Обернувшись, я увидел Веру, о которой на время забыл во время своего поиска семечек. Краска стыда сразу же залила мое лицо, ибо унизительно было, когда посторонняя женщина дает тебе нищее подаяние на покупку вонючей и ничтожной дряни, какой и были, по – существу, эти пресловутые семечки.
– Мне не нужна ваша помощь, – сердито буркнул я в ответ, – я и так могу, поторговавшись, купить этот жалкий кулек.
– Не надо торопиться, – опять доброжелательно сказала она, – этот кулек не стоит того, чтобы из-за него торговаться. Раз старушка просит свою цену, то пусть получит ее, это будет справедливо, да ведь и ей надо получить вознаграждение за свой труд. Вот, пожалуйста, возьмите за один кулек, только, если можно, хорошо прожаренных, и без мусора! – И она протянула старухе необходимые деньги.
Старуха что-то пробурчала в том смысле, что у нее семечки без мусора и всегда хорошо прожарены, и отдала Вере кулек. Вера взяла кулек, и, подхватив меня под руку, потянула куда-то в сторону.

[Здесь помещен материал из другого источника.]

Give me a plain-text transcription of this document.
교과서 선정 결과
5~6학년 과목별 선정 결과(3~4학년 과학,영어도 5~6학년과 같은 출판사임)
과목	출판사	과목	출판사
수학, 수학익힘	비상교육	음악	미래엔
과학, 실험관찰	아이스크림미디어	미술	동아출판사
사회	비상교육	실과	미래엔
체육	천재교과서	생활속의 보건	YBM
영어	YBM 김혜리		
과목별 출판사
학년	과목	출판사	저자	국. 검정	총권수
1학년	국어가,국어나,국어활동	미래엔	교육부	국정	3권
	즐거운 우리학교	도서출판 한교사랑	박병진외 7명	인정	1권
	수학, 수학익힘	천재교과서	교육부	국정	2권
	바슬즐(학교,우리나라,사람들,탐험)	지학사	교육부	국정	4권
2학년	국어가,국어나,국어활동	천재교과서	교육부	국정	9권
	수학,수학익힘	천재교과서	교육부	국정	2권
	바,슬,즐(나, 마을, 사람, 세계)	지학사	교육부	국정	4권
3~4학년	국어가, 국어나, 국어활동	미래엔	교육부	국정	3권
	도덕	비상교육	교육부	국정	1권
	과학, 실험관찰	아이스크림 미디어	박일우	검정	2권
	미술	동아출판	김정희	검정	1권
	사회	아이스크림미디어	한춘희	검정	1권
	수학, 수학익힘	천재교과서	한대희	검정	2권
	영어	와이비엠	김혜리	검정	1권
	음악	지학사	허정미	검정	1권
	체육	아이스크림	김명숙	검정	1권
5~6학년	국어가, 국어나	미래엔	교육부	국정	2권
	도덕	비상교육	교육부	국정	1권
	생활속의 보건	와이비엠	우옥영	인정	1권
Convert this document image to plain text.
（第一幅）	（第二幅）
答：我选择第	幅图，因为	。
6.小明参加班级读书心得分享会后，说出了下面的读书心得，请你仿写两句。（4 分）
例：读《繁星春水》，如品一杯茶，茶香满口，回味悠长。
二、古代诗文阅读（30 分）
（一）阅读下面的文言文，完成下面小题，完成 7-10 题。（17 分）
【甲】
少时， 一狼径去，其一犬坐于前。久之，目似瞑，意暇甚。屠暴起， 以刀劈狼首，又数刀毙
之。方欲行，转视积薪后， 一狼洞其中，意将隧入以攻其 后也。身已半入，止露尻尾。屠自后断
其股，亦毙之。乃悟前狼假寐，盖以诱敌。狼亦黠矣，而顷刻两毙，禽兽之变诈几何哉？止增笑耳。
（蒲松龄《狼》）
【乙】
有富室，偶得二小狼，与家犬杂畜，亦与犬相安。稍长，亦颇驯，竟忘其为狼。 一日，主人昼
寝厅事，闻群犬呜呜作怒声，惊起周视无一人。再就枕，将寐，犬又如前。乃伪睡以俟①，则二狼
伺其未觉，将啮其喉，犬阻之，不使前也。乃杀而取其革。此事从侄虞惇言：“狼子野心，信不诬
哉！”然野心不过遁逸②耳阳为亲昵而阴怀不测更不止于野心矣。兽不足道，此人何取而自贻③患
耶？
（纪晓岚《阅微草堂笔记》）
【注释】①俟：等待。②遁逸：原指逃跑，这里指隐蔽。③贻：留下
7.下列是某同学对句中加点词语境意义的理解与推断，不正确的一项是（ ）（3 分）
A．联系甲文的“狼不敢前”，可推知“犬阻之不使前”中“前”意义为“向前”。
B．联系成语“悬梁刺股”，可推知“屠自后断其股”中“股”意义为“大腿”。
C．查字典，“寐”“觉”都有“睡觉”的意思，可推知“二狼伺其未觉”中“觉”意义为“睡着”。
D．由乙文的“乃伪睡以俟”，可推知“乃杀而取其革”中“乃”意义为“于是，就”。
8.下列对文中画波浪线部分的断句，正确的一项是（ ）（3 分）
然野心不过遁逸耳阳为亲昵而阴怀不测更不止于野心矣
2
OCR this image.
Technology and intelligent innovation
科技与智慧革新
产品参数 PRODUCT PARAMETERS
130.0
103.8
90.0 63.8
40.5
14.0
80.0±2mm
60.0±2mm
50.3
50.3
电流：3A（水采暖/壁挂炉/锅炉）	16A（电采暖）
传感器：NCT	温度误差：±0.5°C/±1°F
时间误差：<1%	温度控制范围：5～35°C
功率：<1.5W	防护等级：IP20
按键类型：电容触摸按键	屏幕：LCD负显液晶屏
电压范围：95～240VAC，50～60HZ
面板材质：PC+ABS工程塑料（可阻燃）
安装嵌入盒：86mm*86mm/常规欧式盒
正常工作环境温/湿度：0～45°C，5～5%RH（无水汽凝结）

– Куда вы меня тянете? – спросил я у нее.
– Давайте отойдем в сторону, и вместе пощелкаем семечки, – сказала она. – Я, как всякая русская женщина, очень люблю лузгать семечки, и только стесняюсь делать это одна. Мне нужна компания, и, надеюсь, что вы мне ее составите. Кстати, меня зовут Вера Павловна.
– Семен, – буркнул я в ответ, – просто Семен, и можно без всякого отчества. Не люблю, когда кто-нибудь называет меня по отчеству.
– Хорошо, Семен, – рассмеялась она, – я не буду называть вас по отчеству. Я тоже, если честно, больше люблю, когда меня называют просто Верой. Пойдемте под это дерево, и вместе полузгаем семечки. Я уже давно хотела это сделать, но стеснялась людей, и встреча с вами для меня настоящий подарок.
Мы отошли под дерево, покрытое зеленой листвой, поскольку была уже середина мая, и действительно стали лузгать семечки, держа попеременно кулек, только что купленный у старухи. В действиях Веры Павловны не было ничего наигранного, было видно, что она действительно получает удовольствие от этого процесса.
Вы не волнуйтесь, я вам отдам деньги за этот кулек семечек, – начал было я, все еще чувствуя, что краска стыда не совсем сошла с моего лица. – Если хотите, могу отдать прямо завтра, если вы опять будете ехать по этому направлению.
– Не беспокойтесь, Семен, – со смехом сказала она, – это такая безделица, что о ней нет смысла и говорить. Тем более, что я тоже лузгаю семечки, да к тому же общаюсь с вами, что, кстати, доставляет мне немалое удовольствие, и тоже, наверное, стоит денег.
– Мало кому доставляет удовольствие общаться со мной, – возразил ей я. – Люди предпочитают или обходить меня стороной, или читать лекцию на тему о том, как надо жить.
– Я не собираюсь читать вам лекцию, – ответила она, – я достаточно много читаю их в институте.
– Вы читаете в институте лекции?
– Да, в архитектурном, я там работаю преподавателем, точнее, доцентом, и читаю лекции по теории современной архитектуры. Скажите, а вы уже где-нибудь учитесь?
– Пока что нет, но думаю учиться, потому что не могу вечно жить у Евгении.